I was relieved to see nothing sexual in his assessment. “Good, Kiraxis. We will meet again when my Lady commands it.”

I blinked. Kase’s words were the first thing that popped into my head, calling me the Lady of the Open Door.

But this Mlul’dra clearly did not mean me.

The Mlul’dra cast his assessing gaze over the lake, then the ruins, and then his eyes lit on me once more before he loped away, moving swiftly on six limbs and vanishing into the forest.

“What?” I asked out loud, watching the grass sway from his passage. “The heck?”

“I am overjoyed that Rask is pleased with my choice,” Kiraxis said proudly. “He is a very brave Mlul’dra warrior. He comes from the seed of the Starsmasher. I am only a seed from the World-Ender, but one day I will also have the warrior-pattern on my fur.”

“The spirals?”

“Yes. Mlul’dra warriors gain them with age and wisdom.”

So, like the Klee, the Mlul’dra underwent their own metamorphosis of sorts. How fascinating.

But I couldn’t focus on that just now.

He carried me towards the cavern as my thoughts reeled. “Who is he? Who is the Lady he’s talking about?”

“He is Rask,” Kiraxis said, frowning as he thought. “A strong Mlul’dra. He was the one who guided me to find my own place. I do not know his lady, though. You are the only lady who matters to me.”

As sweet as that was, it didn’t even remotely answer my questions.

I was formulating a different way to ask the question—trying to make it as blunt and literal as I possibly could—but Toth fluttered to Kiraxis’s side, his face grim.

“You must come with me,” he said to both of us, his voice tense. “You will find this of interest, though it is disturbing, Elle.”

Kiraxis growled low in his throat, following the moth-like monster into the forest. I recognized where we were when I saw the wide gap of the ravine’s mouth.
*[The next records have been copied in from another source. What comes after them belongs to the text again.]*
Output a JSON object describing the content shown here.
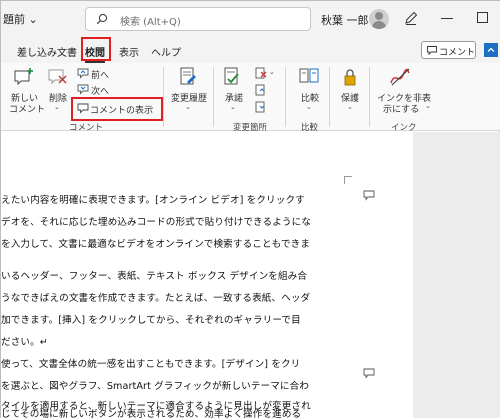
{
  "titlebar": {
    "doc_name": "題前 ⌄",
    "search_placeholder": "検索 (Alt+Q)",
    "user_name": "秋葉 一郎"
  },
  "tabs": [
    {
      "label": "差し込み文書"
    },
    {
      "label": "校閲",
      "active": true
    },
    {
      "label": "表示"
    },
    {
      "label": "ヘルプ"
    }
  ],
  "comment_button": {
    "label": "コメント"
  },
  "ribbon": {
    "new_comment_line1": "新しい",
    "new_comment_line2": "コメント",
    "delete_label": "削除",
    "prev_label": "前へ",
    "next_label": "次へ",
    "show_comments_label": "コメントの表示",
    "comment_group": "コメント",
    "track_changes_line1": "変更履歴",
    "accept_label": "承諾",
    "changes_group": "変更箇所",
    "compare_label": "比較",
    "compare_group": "比較",
    "protect_label": "保護",
    "ink_line1": "インクを非表",
    "ink_line2": "示にする",
    "ink_group": "インク"
  },
  "document": {
    "lines": [
      "えたい内容を明確に表現できます。[オンライン ビデオ] をクリックす",
      "デオを、それに応じた埋め込みコードの形式で貼り付けできるようにな",
      "を入力して、文書に最適なビデオをオンラインで検索することもできま",
      "",
      "いるヘッダー、フッター、表紙、テキスト ボックス デザインを組み合",
      "うなできばえの文書を作成できます。たとえば、一致する表紙、ヘッダ",
      "加できます。[挿入] をクリックしてから、それぞれのギャラリーで目",
      "ださい。↵",
      "使って、文書全体の統一感を出すこともできます。[デザイン] をクリ",
      "を選ぶと、図やグラフ、SmartArt グラフィックが新しいテーマに合わ",
      "タイルを適用すると、新しいテーマに適合するように見出しが変更され",
      "",
      "じてその場に新しいボタンが表示されるため、効率よく操作を進める"
    ]
  },
  "colors": {
    "highlight_box": "#e02020",
    "accent": "#1e6fc4",
    "ink_red": "#d12b2b"
  }
}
I supposed Toth had been planning to dispose of the creature’s corpse here. My stomach turned when I saw the body on the ground, and then shock made me sit upright.

The limbs he’d torn off the thing were already gone, probably at the bottom of the ravine.

But the body lying on the ground was not the thing that had hunted me.

“Let me down, please,” I asked Kiraxis, and he complied. I walked carefully across the grass, avoiding the droplets of blood on the ground.

In death, the creature had… changed.

It was still skeletally thin, the legs wasted away.

But the remaining arms were jointed like a human’s. There were a few thin, long black hairs growing from its scalp.

I recognized the face, twisted though it was.

“This… this creature was Tasha Vintner,” I said through numb lips.

Ruined, warped, twisted almost beyond recognition… but it was undeniably Tasha.

I sank to my knees, staring at the body before me, then abruptly turned to the side and threw up in the grass.

Toth held my hair back, and Kiraxis gently stroked my back as I emptied my stomach of what little was in it.

It was embarrassing to do this in front of my monsters, but as Toth whispered soothing words to me, I quickly discarded that embarrassment.

There was nothing to be ashamed of in the sight of seeing a human being dead before me.